Median overall survival (OS) and median duration of response were not reached, the six-month probability of OS was 64.5 percent (95% CI 51.5-74.8; p value not reported), and the six-month probability of being relapse-free was 73.5 percent (95% CI 52.0-86.6; p value not reported).
Safety analysis showed that 86 percent of all 99 patients who received tisagenlecleucel experienced a grade 3 or 4 adverse event (AEs). As with other CAR T-cell therapies, the most common any-grade AE was cytokine release syndrome (CRS), which occurred in 58 percent of infused patients; CRS was grade 3/4 in 23 percent of patients. Fifteen percent of these patients received tocilizumab, and 11 percent of patients received corticosteroids to manage CRS, “with good response,” Dr. Schuster noted. Though neurologic events occurred in 21 percent of patients (12% were grade 3/4), there were no deaths related to cerebral edema, the researchers added. Three deaths occurred within 30 days of infusion, all of which were considered related to disease progression (not treatment or treatment-related AEs).

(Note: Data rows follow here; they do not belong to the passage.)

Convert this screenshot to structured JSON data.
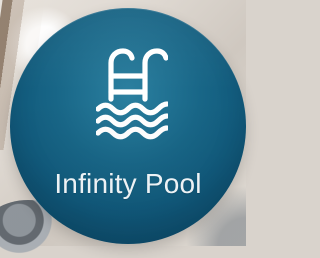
{
  "tile": {
    "label": "Infinity Pool",
    "icon": "pool-ladder-icon",
    "background_color": "#176a8d",
    "icon_color": "#ffffff",
    "text_color": "#f3f8fb"
  }
}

The findings from this study are limited by the small number of patients and the lack of a comparator arm. Dr. Schuster added that the JULIET investigators are now looking at the causes for treatment failure in the patients who did not respond to tisagenlecleucel infusion. “Loss of CD19 is the most common reason for failure in ALL, but accounts for only 10 to 20 percent of treatment failure in DLBCL,” he said. “In JULIET, the majority of [treatment failures] were because the tumor cells upregulated inhibitory ligands. … We have started a trial ‘rescuing’ patients whose disease progressed during T-cell expansion with the checkpoint inhibitor pembrolizumab.”
The authors report financial relationships with Novartis, which also provided funding for the study.
Schuster SJ, Bishop MR, Tam CS, et al. Primary analysis of Juliet: A global, pivotal, phase 2 trial of CTL019 in adult patients with relapsed or refractory diffuse large B-cell lymphoma. Abstract 577. Presented at the 2017 American Society of Hematology Annual Meeting, December 11, 2017; Atlanta, GA.